Ioannidis to Lead $2M BIGDATA Research
ECE Assistant Professor Stratis Ioannidis will lead a BIGDATA collaborative research effort for the “Design and Computation of Scalable Graph Distances in Metric Spaces: A Unified Multiscale Interpretable Perspective”. The project is funded by a $2M NSF grant, awarded by the National Science Foundation’s BIGDATA program. The grant includes a $350K donation from Google in the form of Google Cloud credits, giving NEU researchers direct access to Google’s cloud platform. This multi-institutional research effort is in collaboration with Tina Eliassi-Rad, from Northeastern’s College of Computer and Information Sciences, and Jose Bento, from the Computer Science department of Boston College.
Abstract Source: NSF
Representations of real-world phenomena as graphs (a.k.a. networks) are ubiquitous, ranging from social and information networks, to technological, biological, chemical, and brain networks. Many graph mining tasks — including clustering, anomaly detection, nearest neighbor, similarity search, pattern recognition, and transfer learning — require a distance measure between graphs to be computed efficiently. The existing distance measures between graphs leave a lot to be desired. They are overwhelmingly based on heuristics. Many do not scale to graphs with millions of nodes; others do not satisfy the metric properties of non-negativity, positive definiteness, symmetry, and triangle inequality. This project studies a formal mathematical foundation covering a family of graph distances that overcome these limitations, focusing on real-world applications in biology and social network analysis. It also provides a universal methodology for parallelizing the computation of graph distance metrics within this family over massive graphs with millions of nodes, and scaling it over cloud computing resources.

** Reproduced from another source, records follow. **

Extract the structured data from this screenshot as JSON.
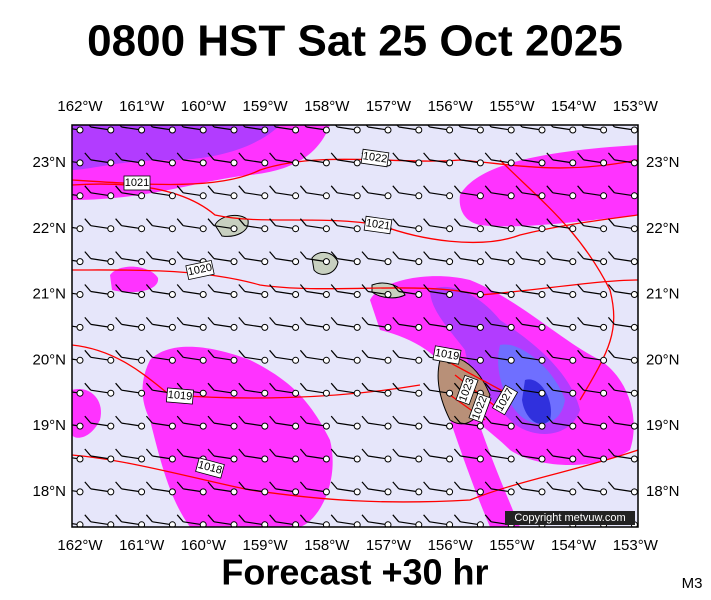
{
  "header": {
    "title": "0800 HST Sat 25 Oct 2025"
  },
  "footer": {
    "forecast": "Forecast +30 hr",
    "model": "M3",
    "copyright": "Copyright metvuw.com"
  },
  "axes": {
    "longitude_labels": [
      "162°W",
      "161°W",
      "160°W",
      "159°W",
      "158°W",
      "157°W",
      "156°W",
      "155°W",
      "154°W",
      "153°W"
    ],
    "latitude_labels": [
      "23°N",
      "22°N",
      "21°N",
      "20°N",
      "19°N",
      "18°N"
    ]
  },
  "isobar_labels": [
    "1022",
    "1021",
    "1021",
    "1020",
    "1019",
    "1018",
    "1019",
    "1023",
    "1022",
    "1027"
  ]
}
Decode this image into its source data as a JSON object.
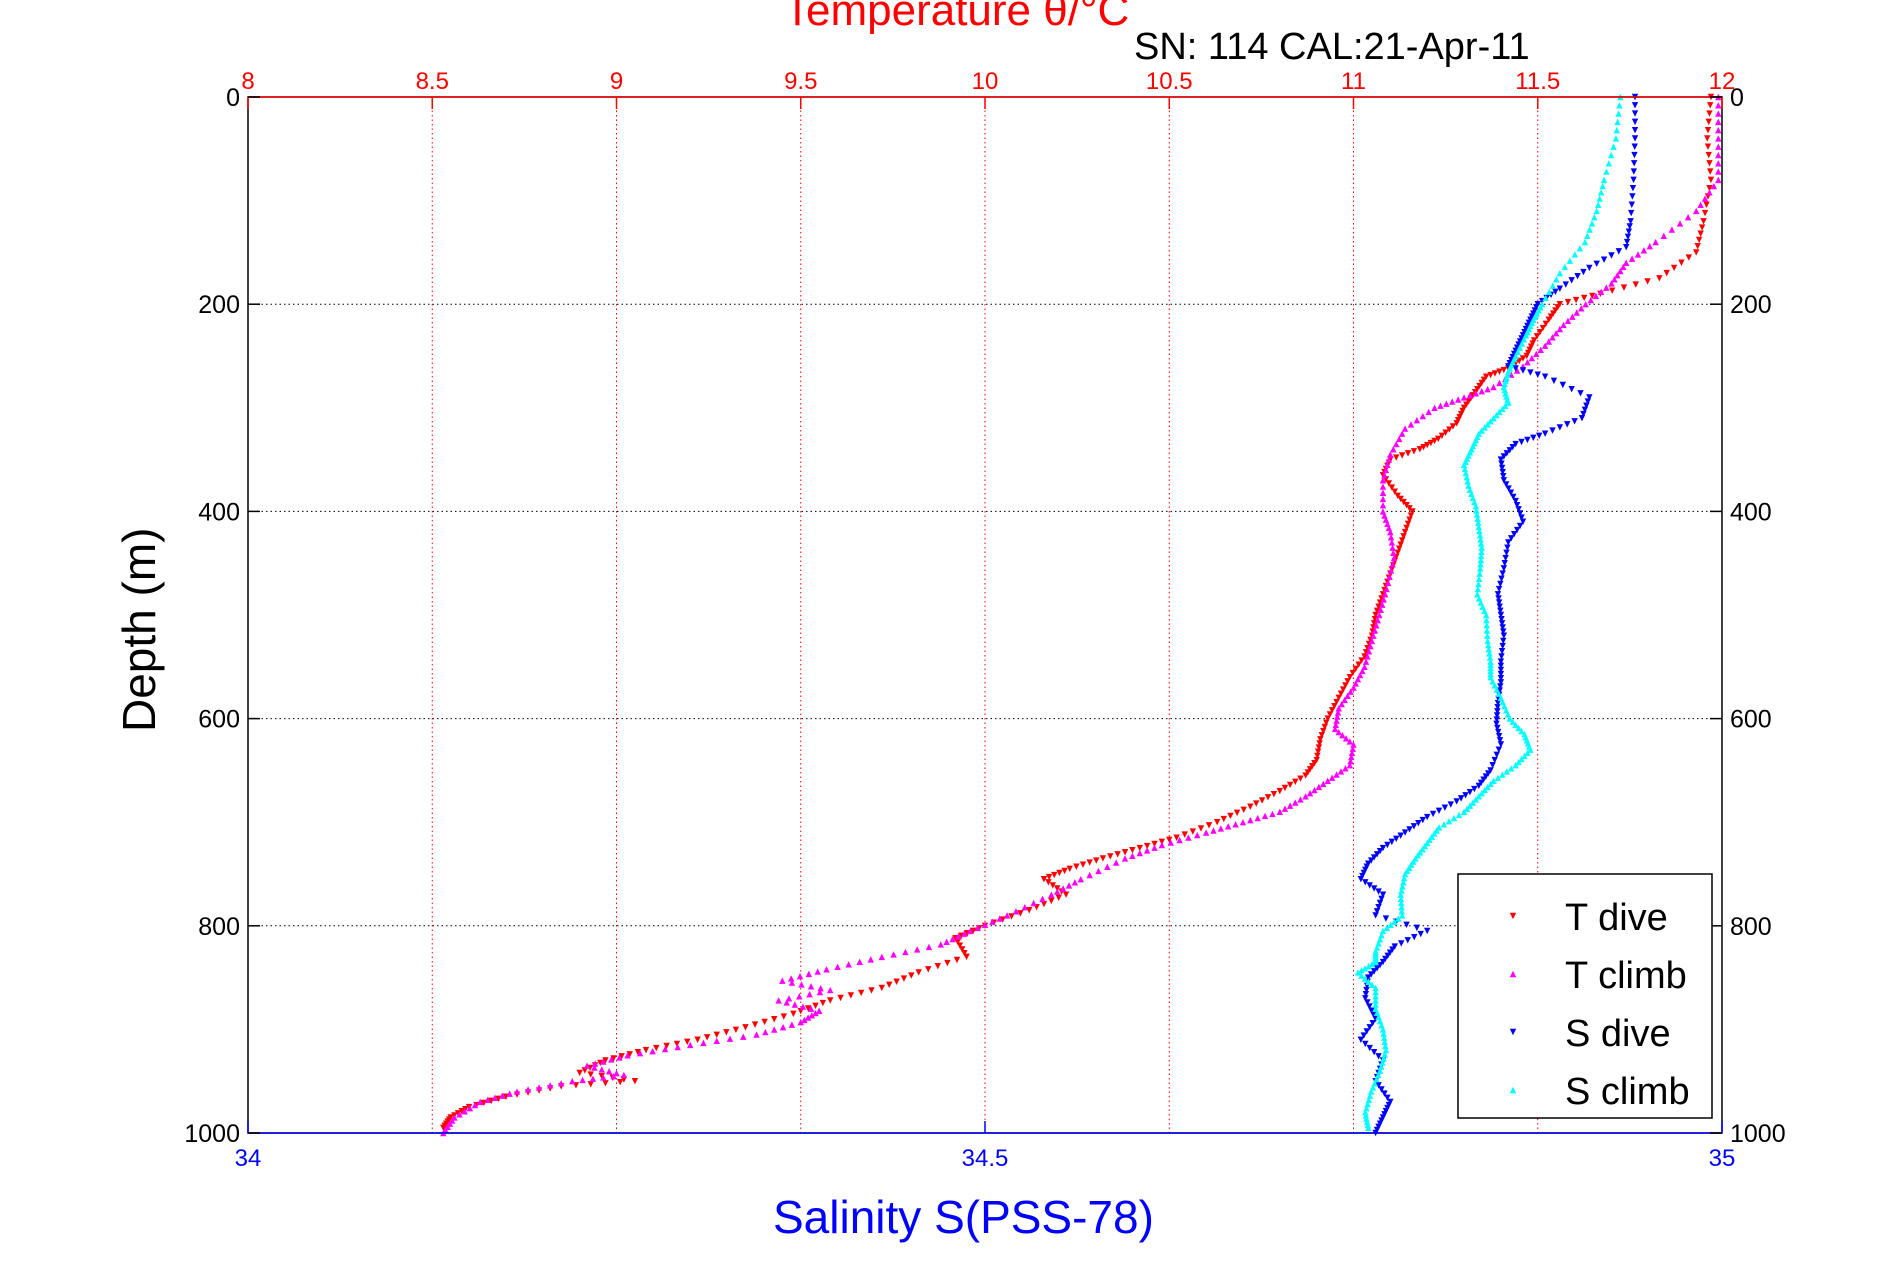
{
  "chart_data": {
    "type": "scatter",
    "title": "Temperature θ/°C",
    "subtitle": "SN: 114  CAL:21-Apr-11",
    "ylabel": "Depth (m)",
    "xlabel_top": "Temperature θ/°C",
    "xlabel_bottom": "Salinity S(PSS-78)",
    "ylim": [
      0,
      1000
    ],
    "y_reversed": true,
    "xlim_top": [
      8,
      12
    ],
    "xlim_bottom": [
      34,
      35
    ],
    "y_ticks": [
      0,
      200,
      400,
      600,
      800,
      1000
    ],
    "x_top_ticks": [
      "8",
      "8.5",
      "9",
      "9.5",
      "10",
      "10.5",
      "11",
      "11.5",
      "12"
    ],
    "x_bottom_ticks": [
      "34",
      "34.5",
      "35"
    ],
    "grid": true,
    "legend_position": "bottom-right",
    "colors": {
      "top_axis": "#ff0000",
      "bottom_axis": "#0000ff",
      "grid_y": "#000000"
    },
    "series": [
      {
        "name": "T dive",
        "axis": "top",
        "color": "#ff0000",
        "marker": "triangle-down",
        "points": [
          [
            11.97,
            0
          ],
          [
            11.96,
            40
          ],
          [
            11.97,
            80
          ],
          [
            11.95,
            120
          ],
          [
            11.93,
            150
          ],
          [
            11.83,
            175
          ],
          [
            11.67,
            190
          ],
          [
            11.56,
            200
          ],
          [
            11.53,
            215
          ],
          [
            11.49,
            235
          ],
          [
            11.47,
            250
          ],
          [
            11.42,
            262
          ],
          [
            11.36,
            270
          ],
          [
            11.33,
            285
          ],
          [
            11.3,
            300
          ],
          [
            11.28,
            315
          ],
          [
            11.23,
            330
          ],
          [
            11.18,
            340
          ],
          [
            11.1,
            350
          ],
          [
            11.08,
            365
          ],
          [
            11.12,
            385
          ],
          [
            11.16,
            400
          ],
          [
            11.14,
            420
          ],
          [
            11.12,
            440
          ],
          [
            11.1,
            460
          ],
          [
            11.08,
            480
          ],
          [
            11.06,
            500
          ],
          [
            11.05,
            520
          ],
          [
            11.03,
            540
          ],
          [
            10.99,
            560
          ],
          [
            10.96,
            580
          ],
          [
            10.93,
            600
          ],
          [
            10.91,
            620
          ],
          [
            10.9,
            640
          ],
          [
            10.87,
            655
          ],
          [
            10.8,
            670
          ],
          [
            10.72,
            685
          ],
          [
            10.63,
            700
          ],
          [
            10.52,
            715
          ],
          [
            10.42,
            725
          ],
          [
            10.32,
            735
          ],
          [
            10.23,
            745
          ],
          [
            10.16,
            755
          ],
          [
            10.22,
            770
          ],
          [
            10.12,
            785
          ],
          [
            10.0,
            800
          ],
          [
            9.92,
            812
          ],
          [
            9.95,
            830
          ],
          [
            9.82,
            845
          ],
          [
            9.72,
            860
          ],
          [
            9.58,
            872
          ],
          [
            9.48,
            885
          ],
          [
            9.35,
            898
          ],
          [
            9.22,
            910
          ],
          [
            9.08,
            920
          ],
          [
            8.97,
            930
          ],
          [
            8.9,
            942
          ],
          [
            9.05,
            950
          ],
          [
            8.85,
            955
          ],
          [
            8.7,
            965
          ],
          [
            8.6,
            975
          ],
          [
            8.55,
            985
          ],
          [
            8.53,
            995
          ]
        ]
      },
      {
        "name": "T climb",
        "axis": "top",
        "color": "#ff00ff",
        "marker": "triangle-up",
        "points": [
          [
            11.99,
            0
          ],
          [
            11.99,
            40
          ],
          [
            11.99,
            80
          ],
          [
            11.93,
            110
          ],
          [
            11.82,
            140
          ],
          [
            11.74,
            160
          ],
          [
            11.7,
            180
          ],
          [
            11.63,
            200
          ],
          [
            11.57,
            220
          ],
          [
            11.52,
            240
          ],
          [
            11.46,
            260
          ],
          [
            11.38,
            280
          ],
          [
            11.3,
            290
          ],
          [
            11.22,
            300
          ],
          [
            11.14,
            320
          ],
          [
            11.1,
            345
          ],
          [
            11.08,
            370
          ],
          [
            11.08,
            400
          ],
          [
            11.1,
            420
          ],
          [
            11.11,
            445
          ],
          [
            11.09,
            475
          ],
          [
            11.07,
            500
          ],
          [
            11.05,
            525
          ],
          [
            11.03,
            550
          ],
          [
            11.0,
            570
          ],
          [
            10.96,
            590
          ],
          [
            10.95,
            610
          ],
          [
            11.0,
            625
          ],
          [
            10.99,
            645
          ],
          [
            10.93,
            660
          ],
          [
            10.87,
            675
          ],
          [
            10.8,
            690
          ],
          [
            10.7,
            700
          ],
          [
            10.6,
            710
          ],
          [
            10.48,
            722
          ],
          [
            10.38,
            735
          ],
          [
            10.26,
            755
          ],
          [
            10.18,
            770
          ],
          [
            10.06,
            790
          ],
          [
            9.96,
            805
          ],
          [
            9.88,
            818
          ],
          [
            9.72,
            830
          ],
          [
            9.57,
            842
          ],
          [
            9.45,
            853
          ],
          [
            9.58,
            862
          ],
          [
            9.44,
            872
          ],
          [
            9.55,
            882
          ],
          [
            9.5,
            893
          ],
          [
            9.38,
            905
          ],
          [
            9.2,
            915
          ],
          [
            9.03,
            925
          ],
          [
            8.92,
            935
          ],
          [
            9.02,
            944
          ],
          [
            8.88,
            950
          ],
          [
            8.73,
            960
          ],
          [
            8.63,
            970
          ],
          [
            8.56,
            985
          ],
          [
            8.53,
            1000
          ]
        ]
      },
      {
        "name": "S dive",
        "axis": "bottom",
        "color": "#0000ff",
        "marker": "triangle-down",
        "points": [
          [
            34.941,
            0
          ],
          [
            34.941,
            40
          ],
          [
            34.94,
            80
          ],
          [
            34.938,
            120
          ],
          [
            34.935,
            145
          ],
          [
            34.91,
            165
          ],
          [
            34.89,
            185
          ],
          [
            34.875,
            200
          ],
          [
            34.87,
            215
          ],
          [
            34.865,
            230
          ],
          [
            34.86,
            245
          ],
          [
            34.855,
            260
          ],
          [
            34.88,
            270
          ],
          [
            34.91,
            290
          ],
          [
            34.905,
            310
          ],
          [
            34.88,
            325
          ],
          [
            34.86,
            335
          ],
          [
            34.85,
            350
          ],
          [
            34.852,
            370
          ],
          [
            34.86,
            390
          ],
          [
            34.865,
            410
          ],
          [
            34.855,
            430
          ],
          [
            34.852,
            455
          ],
          [
            34.848,
            480
          ],
          [
            34.85,
            500
          ],
          [
            34.852,
            520
          ],
          [
            34.85,
            545
          ],
          [
            34.85,
            565
          ],
          [
            34.848,
            585
          ],
          [
            34.847,
            605
          ],
          [
            34.85,
            625
          ],
          [
            34.843,
            650
          ],
          [
            34.835,
            665
          ],
          [
            34.82,
            680
          ],
          [
            34.8,
            695
          ],
          [
            34.785,
            710
          ],
          [
            34.77,
            725
          ],
          [
            34.76,
            740
          ],
          [
            34.755,
            755
          ],
          [
            34.77,
            770
          ],
          [
            34.765,
            790
          ],
          [
            34.8,
            805
          ],
          [
            34.778,
            820
          ],
          [
            34.77,
            835
          ],
          [
            34.76,
            850
          ],
          [
            34.758,
            870
          ],
          [
            34.765,
            890
          ],
          [
            34.755,
            910
          ],
          [
            34.77,
            930
          ],
          [
            34.765,
            950
          ],
          [
            34.775,
            970
          ],
          [
            34.77,
            985
          ],
          [
            34.765,
            1000
          ]
        ]
      },
      {
        "name": "S climb",
        "axis": "bottom",
        "color": "#00ffff",
        "marker": "triangle-up",
        "points": [
          [
            34.931,
            0
          ],
          [
            34.928,
            40
          ],
          [
            34.92,
            80
          ],
          [
            34.915,
            110
          ],
          [
            34.907,
            140
          ],
          [
            34.89,
            170
          ],
          [
            34.878,
            200
          ],
          [
            34.872,
            215
          ],
          [
            34.867,
            230
          ],
          [
            34.86,
            250
          ],
          [
            34.855,
            265
          ],
          [
            34.852,
            280
          ],
          [
            34.855,
            295
          ],
          [
            34.845,
            310
          ],
          [
            34.835,
            325
          ],
          [
            34.83,
            340
          ],
          [
            34.825,
            355
          ],
          [
            34.828,
            375
          ],
          [
            34.833,
            395
          ],
          [
            34.835,
            415
          ],
          [
            34.837,
            435
          ],
          [
            34.836,
            455
          ],
          [
            34.834,
            480
          ],
          [
            34.84,
            500
          ],
          [
            34.841,
            525
          ],
          [
            34.843,
            545
          ],
          [
            34.843,
            560
          ],
          [
            34.85,
            580
          ],
          [
            34.856,
            600
          ],
          [
            34.866,
            615
          ],
          [
            34.87,
            630
          ],
          [
            34.86,
            645
          ],
          [
            34.845,
            660
          ],
          [
            34.835,
            675
          ],
          [
            34.825,
            690
          ],
          [
            34.808,
            705
          ],
          [
            34.8,
            720
          ],
          [
            34.792,
            735
          ],
          [
            34.785,
            750
          ],
          [
            34.782,
            770
          ],
          [
            34.783,
            790
          ],
          [
            34.77,
            805
          ],
          [
            34.765,
            825
          ],
          [
            34.765,
            835
          ],
          [
            34.753,
            845
          ],
          [
            34.765,
            860
          ],
          [
            34.765,
            880
          ],
          [
            34.77,
            900
          ],
          [
            34.772,
            920
          ],
          [
            34.768,
            940
          ],
          [
            34.762,
            960
          ],
          [
            34.758,
            980
          ],
          [
            34.76,
            995
          ]
        ]
      }
    ]
  }
}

This project studies, designs, and evaluates graph distances that satisfy the following six properties: (1) They are scalable — i.e., they are strictly subquadratic in runtime and achieve a speedup when computed in parallel. (2) They are metrics — i.e., they satisfy non-negativity, positive definiteness, symmetry, and triangle inequality. (3) They are discriminative, as measured by comparisons to the "chemical distance", which finds the optimal mapping between two graphs that minimizes edge discrepancies. (4) They are statistically robust — i.e., they have confidence intervals. (5) They can incorporate auxiliary information available on nodes and links. (6) They are interpretable to subject matter experts. Rather than providing a single metric, this project explores a family of such graph distance metrics. It also provides a universal methodology, using the Alternating Directions Method of Multipliers (ADMM), to parallelizing the computation of graph distance metrics within this family over massive graphs with millions of nodes. The proposed metrics are evaluated over massive real-world graphs using Apache Spark on a cloud computing infrastructure.